This book addresses controversies concerning the epistemological foundations of data science: Is it a genuine science? Or is data science merely some inferior practice that can at best contribute to the scientific enterprise, but cannot stand on its own? The author proposes a coherent conceptual framework with which these questions can be rigorously addressed.
Readers will discover a defense of inductivism and consideration of the arguments against it: an epistemology of data science more or less by definition has to be inductivist, given that data science starts with the data. As an alternative to enumerative approaches, the author endorses Federica Russo's recent call for a variational rationale in inductive methodology. Chapters then address some of the key concepts of an inductivist methodology including causation, probability and analogy, before outlining an inductivist framework.

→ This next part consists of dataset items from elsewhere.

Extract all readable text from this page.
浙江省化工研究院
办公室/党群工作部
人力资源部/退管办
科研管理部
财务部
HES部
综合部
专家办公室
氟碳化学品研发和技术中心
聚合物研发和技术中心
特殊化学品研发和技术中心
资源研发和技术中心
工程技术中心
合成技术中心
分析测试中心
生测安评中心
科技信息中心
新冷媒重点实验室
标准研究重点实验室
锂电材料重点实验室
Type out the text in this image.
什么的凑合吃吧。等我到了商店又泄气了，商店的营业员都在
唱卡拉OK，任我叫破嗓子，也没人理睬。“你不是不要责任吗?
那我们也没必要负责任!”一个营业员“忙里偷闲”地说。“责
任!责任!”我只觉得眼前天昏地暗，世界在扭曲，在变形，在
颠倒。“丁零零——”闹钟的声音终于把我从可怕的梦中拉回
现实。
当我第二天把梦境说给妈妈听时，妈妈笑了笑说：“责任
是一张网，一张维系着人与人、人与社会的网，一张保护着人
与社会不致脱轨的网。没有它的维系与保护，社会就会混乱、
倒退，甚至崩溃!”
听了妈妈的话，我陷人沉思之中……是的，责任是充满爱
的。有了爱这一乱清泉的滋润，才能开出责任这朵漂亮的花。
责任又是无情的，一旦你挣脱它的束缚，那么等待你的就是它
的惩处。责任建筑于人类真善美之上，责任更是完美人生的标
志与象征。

The inductivist framework is shown to be adequate and useful for an analysis of the epistemological foundations of data science. The author points out that many aspects of the variational rationale are present in algorithms commonly used in data science. Introductions to algorithms and brief case studies of successful data science such as machine translation are included. Data science is located with reference to several crucial distinctions regarding different kinds of scientific practices, including between exploratory and theory-driven experimentation, and between phenomenological and theoretical science.
Computer scientists, philosophers and data scientists of various disciplines will find this philosophical perspective and conceptual framework of great interest, especially as a starting point for further in-depth analysis of algorithms used in data science.